4NK_IA_front/scripts/precache.js

114 lines
3.2 KiB
JavaScript

#!/usr/bin/env node
/*
Génère des JSON de cache minimaux pour tous les fichiers présents dans backend/uploads/<folderHash>
Usage: node scripts/precache.js <folderHash>
*/
const fs = require('fs')
const path = require('path')
const crypto = require('crypto')
function getMimeTypeByExt(ext) {
const map = {
'.pdf': 'application/pdf',
'.jpg': 'image/jpeg',
'.jpeg': 'image/jpeg',
'.png': 'image/png',
'.tiff': 'image/tiff',
'.txt': 'text/plain',
}
return map[ext.toLowerCase()] || 'application/octet-stream'
}
function precacheFolder(folderHash) {
if (!folderHash) {
console.error('Usage: node scripts/precache.js <folderHash>')
process.exit(1)
}
const repoRoot = path.resolve(__dirname, '..')
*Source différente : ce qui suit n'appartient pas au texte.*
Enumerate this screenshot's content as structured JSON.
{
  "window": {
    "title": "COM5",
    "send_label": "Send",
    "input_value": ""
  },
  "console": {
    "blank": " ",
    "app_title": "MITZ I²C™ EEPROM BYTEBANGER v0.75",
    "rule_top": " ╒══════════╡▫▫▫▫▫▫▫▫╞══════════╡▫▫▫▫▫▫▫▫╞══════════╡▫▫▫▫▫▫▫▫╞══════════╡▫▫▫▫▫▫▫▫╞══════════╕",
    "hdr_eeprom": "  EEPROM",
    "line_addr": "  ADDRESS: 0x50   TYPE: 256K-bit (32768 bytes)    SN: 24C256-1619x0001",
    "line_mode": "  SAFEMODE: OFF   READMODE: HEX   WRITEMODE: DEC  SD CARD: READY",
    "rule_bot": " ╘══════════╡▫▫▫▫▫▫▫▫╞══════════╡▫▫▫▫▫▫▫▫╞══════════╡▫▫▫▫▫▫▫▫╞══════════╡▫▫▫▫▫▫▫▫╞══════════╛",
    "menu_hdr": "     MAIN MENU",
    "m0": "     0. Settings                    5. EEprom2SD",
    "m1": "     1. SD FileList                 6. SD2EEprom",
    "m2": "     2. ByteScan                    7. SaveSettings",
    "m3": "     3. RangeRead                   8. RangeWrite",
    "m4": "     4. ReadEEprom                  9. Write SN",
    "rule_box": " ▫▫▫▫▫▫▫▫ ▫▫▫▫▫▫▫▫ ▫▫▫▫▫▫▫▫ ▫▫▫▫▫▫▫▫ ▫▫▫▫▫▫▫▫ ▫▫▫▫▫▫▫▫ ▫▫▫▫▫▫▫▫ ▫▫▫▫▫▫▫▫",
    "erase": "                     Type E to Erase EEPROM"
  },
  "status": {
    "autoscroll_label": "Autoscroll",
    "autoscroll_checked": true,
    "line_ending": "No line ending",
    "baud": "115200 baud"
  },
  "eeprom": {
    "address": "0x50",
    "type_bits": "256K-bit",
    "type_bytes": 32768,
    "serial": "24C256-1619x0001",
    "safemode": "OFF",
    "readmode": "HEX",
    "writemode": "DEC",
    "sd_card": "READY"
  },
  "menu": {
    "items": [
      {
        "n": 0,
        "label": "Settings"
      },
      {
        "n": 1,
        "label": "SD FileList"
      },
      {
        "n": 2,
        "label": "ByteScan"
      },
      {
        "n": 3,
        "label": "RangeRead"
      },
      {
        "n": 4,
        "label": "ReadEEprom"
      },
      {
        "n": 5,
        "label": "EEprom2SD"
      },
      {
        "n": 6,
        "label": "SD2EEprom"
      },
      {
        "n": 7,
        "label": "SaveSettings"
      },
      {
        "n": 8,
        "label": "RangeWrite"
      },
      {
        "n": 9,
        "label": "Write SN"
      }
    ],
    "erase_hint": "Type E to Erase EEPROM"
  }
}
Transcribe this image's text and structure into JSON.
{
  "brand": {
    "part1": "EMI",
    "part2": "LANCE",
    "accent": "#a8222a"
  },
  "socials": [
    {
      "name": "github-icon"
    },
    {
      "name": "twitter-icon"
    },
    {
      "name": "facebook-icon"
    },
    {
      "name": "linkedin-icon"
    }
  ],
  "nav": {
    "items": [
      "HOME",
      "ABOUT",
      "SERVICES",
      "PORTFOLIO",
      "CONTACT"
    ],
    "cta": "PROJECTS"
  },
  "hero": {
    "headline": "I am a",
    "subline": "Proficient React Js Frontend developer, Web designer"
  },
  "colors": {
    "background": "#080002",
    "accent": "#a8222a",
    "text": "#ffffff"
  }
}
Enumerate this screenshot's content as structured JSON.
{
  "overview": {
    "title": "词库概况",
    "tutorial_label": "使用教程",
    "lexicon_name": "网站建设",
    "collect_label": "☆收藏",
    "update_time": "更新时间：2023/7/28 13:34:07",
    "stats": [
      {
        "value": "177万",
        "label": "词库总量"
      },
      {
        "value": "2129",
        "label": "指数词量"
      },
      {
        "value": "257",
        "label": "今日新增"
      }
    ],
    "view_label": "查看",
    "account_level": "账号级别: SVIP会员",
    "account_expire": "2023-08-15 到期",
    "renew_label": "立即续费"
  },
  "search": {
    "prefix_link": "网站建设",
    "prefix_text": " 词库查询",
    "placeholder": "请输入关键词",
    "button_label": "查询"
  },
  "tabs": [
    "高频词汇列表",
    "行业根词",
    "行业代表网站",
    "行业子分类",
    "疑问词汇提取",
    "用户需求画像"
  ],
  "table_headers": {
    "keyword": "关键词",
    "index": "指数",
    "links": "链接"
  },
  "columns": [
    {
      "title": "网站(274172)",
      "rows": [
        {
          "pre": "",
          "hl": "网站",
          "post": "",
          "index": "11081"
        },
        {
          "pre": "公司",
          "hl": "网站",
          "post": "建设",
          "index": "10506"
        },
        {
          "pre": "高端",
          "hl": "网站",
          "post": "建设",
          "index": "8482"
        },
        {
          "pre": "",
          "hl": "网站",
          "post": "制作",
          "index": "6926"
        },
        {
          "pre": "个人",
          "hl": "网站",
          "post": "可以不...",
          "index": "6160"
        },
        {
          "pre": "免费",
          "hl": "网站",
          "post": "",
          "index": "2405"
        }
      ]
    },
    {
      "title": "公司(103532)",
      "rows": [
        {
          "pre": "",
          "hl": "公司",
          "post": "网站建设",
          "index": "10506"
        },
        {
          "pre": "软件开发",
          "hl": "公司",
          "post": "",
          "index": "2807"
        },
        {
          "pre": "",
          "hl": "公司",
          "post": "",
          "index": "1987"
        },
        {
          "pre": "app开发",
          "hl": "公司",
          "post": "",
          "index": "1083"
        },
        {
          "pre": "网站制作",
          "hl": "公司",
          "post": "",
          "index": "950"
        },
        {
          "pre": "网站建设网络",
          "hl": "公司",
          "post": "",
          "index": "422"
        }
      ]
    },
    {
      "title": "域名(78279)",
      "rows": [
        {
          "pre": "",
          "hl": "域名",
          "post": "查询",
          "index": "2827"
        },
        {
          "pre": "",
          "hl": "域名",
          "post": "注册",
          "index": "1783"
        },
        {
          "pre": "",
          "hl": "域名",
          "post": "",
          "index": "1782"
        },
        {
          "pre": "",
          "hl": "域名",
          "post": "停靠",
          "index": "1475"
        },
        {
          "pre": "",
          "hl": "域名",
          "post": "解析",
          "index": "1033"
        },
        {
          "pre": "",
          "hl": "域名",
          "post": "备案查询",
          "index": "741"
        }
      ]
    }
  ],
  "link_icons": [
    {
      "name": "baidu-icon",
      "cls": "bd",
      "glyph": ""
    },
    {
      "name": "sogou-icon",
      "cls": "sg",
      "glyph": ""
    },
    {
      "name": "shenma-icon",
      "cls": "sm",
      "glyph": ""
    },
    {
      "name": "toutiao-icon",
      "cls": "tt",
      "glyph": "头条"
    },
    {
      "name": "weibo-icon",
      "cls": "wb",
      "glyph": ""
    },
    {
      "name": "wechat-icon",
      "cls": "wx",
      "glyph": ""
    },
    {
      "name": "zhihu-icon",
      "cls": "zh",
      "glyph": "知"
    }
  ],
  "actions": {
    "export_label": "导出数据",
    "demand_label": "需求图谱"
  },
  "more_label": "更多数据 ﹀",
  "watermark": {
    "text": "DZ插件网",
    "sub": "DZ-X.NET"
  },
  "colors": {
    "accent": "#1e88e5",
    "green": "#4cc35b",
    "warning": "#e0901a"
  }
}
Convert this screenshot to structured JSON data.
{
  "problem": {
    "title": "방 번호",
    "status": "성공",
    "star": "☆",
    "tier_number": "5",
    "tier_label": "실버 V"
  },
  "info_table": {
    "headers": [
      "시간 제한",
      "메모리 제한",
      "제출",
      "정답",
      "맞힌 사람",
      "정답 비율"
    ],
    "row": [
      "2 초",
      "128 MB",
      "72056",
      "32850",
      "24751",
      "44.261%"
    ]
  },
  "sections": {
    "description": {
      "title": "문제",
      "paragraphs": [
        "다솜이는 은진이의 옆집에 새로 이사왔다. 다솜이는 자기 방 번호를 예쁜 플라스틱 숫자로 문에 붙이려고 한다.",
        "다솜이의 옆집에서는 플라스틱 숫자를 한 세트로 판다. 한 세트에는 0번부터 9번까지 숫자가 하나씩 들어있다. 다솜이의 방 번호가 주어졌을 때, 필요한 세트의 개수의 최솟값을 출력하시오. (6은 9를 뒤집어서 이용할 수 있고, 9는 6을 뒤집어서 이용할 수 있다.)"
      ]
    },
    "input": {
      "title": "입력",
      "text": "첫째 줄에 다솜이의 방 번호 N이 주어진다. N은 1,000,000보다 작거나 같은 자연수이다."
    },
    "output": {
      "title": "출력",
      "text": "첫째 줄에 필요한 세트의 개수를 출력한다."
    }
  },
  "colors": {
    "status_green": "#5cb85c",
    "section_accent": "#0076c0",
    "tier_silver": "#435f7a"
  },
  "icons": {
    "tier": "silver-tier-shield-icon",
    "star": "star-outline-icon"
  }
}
const backendDir = path.join(repoRoot, 'backend')
const uploadsDir = path.join(backendDir, 'uploads', folderHash)
const cacheDir = path.join(backendDir, 'cache', folderHash)
if (!fs.existsSync(uploadsDir)) {
console.error(`Uploads introuvable: ${uploadsDir}`)
process.exit(2)
}
fs.mkdirSync(cacheDir, { recursive: true })
const files = fs
.readdirSync(uploadsDir)
.filter((f) => fs.statSync(path.join(uploadsDir, f)).isFile())
const nowIso = new Date().toISOString()
let written = 0
for (const fileName of files) {
const filePath = path.join(uploadsDir, fileName)
const buffer = fs.readFileSync(filePath)
const fileHash = crypto.createHash('sha256').update(buffer).digest('hex')
const size = buffer.length
const mime = getMimeTypeByExt(path.extname(fileName))
const json = {
document: {
id: `doc-preload-${Date.now()}`,
fileName,
fileSize: size,
mimeType: mime,
uploadTimestamp: nowIso,
},
classification: {
documentType: 'Document',
confidence: 0.6,
subType: 'Document',
language: 'fr',
pageCount: 1,
},
extraction: {
text: {
raw: `Préchargé: ${fileName}`,
processed: `Préchargé: ${fileName}`,
wordCount: 2,
characterCount: (`Préchargé: ${fileName}`).length,
confidence: 0.6,
},
entities: {
persons: [],
companies: [],
addresses: [],
financial: { amounts: [], totals: {}, payment: {} },
dates: [],
contractual: { clauses: [], signatures: [] },
references: [],
},
},
metadata: {
processing: {
engine: 'preload',
version: '1',
processingTime: '0ms',
ocrEngine: 'preload',
nerEngine: 'none',
preprocessing: { applied: false, reason: 'preload' },
},
quality: {
globalConfidence: 0.6,
textExtractionConfidence: 0.6,
entityExtractionConfidence: 0.6,
classificationConfidence: 0.6,
},
},
status: { success: true, errors: [], warnings: [], timestamp: nowIso },
}
const outPath = path.join(cacheDir, `${fileHash}.json`)
fs.writeFileSync(outPath, JSON.stringify(json))
written += 1
console.log(`cache écrit: ${outPath}`)
}
console.log(`OK - ${written} fichiers précachés dans ${cacheDir}`)
}
precacheFolder(process.argv[2])